Global genomic insights into antimicrobial resistance of Escherichia marmotae

Escherichia marmotae is an emerging zoonotic bacterium of increasing significance in global public health due to its antimicrobial resistance (AMR) potential. In recent years, research on E. marmotae has been increasing, demonstrating a trend toward greater depth and systematic investigation. However, the global distribution and underlying evolutionary drivers of AMR in E. marmotae strains remain largely unknown. Therefore, a comprehensive global analysis of the longitudinal trends and driving factors of AMR in E. marmotae is essential. In this study, we provide a global genomic and AMR characterization of E. marmotae.

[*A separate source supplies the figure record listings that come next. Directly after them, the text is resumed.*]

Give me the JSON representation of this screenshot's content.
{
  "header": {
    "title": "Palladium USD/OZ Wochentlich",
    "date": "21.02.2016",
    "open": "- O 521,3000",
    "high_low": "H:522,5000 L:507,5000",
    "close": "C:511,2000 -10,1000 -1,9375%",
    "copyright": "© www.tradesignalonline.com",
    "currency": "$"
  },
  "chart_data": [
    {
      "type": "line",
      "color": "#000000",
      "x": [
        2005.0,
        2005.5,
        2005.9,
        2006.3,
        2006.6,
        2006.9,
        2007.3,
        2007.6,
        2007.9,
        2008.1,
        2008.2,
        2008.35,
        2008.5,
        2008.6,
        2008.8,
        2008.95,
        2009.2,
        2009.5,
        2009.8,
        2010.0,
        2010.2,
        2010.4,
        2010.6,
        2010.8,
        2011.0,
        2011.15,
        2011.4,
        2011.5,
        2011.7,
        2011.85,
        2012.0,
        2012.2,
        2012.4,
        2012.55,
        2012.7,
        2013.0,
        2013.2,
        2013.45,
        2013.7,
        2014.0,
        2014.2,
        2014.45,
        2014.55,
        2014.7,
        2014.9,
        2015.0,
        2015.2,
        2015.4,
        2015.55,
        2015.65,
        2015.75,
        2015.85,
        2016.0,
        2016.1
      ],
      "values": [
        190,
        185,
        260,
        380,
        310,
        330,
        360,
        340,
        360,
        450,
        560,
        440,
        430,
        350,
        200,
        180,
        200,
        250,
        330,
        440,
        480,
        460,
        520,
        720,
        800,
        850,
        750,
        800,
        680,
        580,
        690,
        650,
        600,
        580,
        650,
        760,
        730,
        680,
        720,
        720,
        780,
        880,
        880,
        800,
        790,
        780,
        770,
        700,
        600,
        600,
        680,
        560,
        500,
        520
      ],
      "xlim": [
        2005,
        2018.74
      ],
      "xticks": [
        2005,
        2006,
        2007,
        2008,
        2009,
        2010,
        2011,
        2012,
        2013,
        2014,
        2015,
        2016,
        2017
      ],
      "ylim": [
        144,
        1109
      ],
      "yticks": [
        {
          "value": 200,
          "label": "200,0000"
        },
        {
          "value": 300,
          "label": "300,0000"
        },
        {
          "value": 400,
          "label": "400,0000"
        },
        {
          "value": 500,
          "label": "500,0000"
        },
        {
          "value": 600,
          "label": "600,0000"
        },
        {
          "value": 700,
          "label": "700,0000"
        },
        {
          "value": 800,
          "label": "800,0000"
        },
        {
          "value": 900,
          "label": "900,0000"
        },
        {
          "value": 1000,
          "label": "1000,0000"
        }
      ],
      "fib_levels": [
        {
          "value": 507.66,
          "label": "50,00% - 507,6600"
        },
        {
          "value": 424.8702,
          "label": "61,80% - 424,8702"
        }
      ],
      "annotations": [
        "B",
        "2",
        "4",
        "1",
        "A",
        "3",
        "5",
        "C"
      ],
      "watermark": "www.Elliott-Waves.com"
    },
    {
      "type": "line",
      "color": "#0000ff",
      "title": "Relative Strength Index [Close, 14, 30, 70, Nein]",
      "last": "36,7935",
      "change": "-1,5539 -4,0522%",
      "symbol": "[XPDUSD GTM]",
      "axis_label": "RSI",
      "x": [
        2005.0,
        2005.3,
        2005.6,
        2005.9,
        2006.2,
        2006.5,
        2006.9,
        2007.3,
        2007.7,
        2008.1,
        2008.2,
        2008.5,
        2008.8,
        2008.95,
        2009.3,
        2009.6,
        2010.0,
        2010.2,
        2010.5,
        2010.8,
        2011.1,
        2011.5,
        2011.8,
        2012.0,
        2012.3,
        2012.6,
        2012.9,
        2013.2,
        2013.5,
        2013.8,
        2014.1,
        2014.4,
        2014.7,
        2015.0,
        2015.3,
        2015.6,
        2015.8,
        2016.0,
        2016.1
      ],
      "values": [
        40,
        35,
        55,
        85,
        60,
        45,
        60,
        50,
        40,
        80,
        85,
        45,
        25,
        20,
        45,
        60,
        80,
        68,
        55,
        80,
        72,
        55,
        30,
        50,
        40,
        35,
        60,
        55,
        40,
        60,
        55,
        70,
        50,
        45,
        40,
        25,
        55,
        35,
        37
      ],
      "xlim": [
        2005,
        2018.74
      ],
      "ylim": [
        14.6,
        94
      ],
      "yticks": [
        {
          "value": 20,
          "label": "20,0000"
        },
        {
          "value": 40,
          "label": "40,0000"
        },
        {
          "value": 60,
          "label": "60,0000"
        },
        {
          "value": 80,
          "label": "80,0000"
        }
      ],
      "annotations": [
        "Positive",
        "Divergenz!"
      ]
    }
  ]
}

We analyzed 273 high-quality E. marmotae genomes spanning 1950-2025 from the National Center for Biotechnology Information (NCBI) genome database, focusing on their global distribution, phylogeny, and antimicrobial resistance profiles. Analysis of E. marmotae isolates from 21 countries revealed that the majority were from New Zealand (52.0%), with most strains originating from the environment (61.5%) and animals (30.8%). Phylogenetic analysis revealed extensive cross-country, cross-species, with ST133 being the most prevalent sequence type. The antimicrobial resistance gene (ARG) carriage rate was 11.7%, including the high-risk resistance genes, such as blaKPC and blaCTX-M. Aminoglycoside and beta-lactam resistance is the most common. Also, 75.8% of isolates carried plasmids, primarily of IncFIB and IncFII types. For the first time, blaKPC-2 was identified in E. marmotae, primarily within ISKpn6, ISKpn7, and IS1182-associated plasmids, suggesting high interspecies transmission potential. In summary, we present a global genetic atlas of E. marmotae, which provides valuable insights for understanding the transmission dynamics of AMR in this species.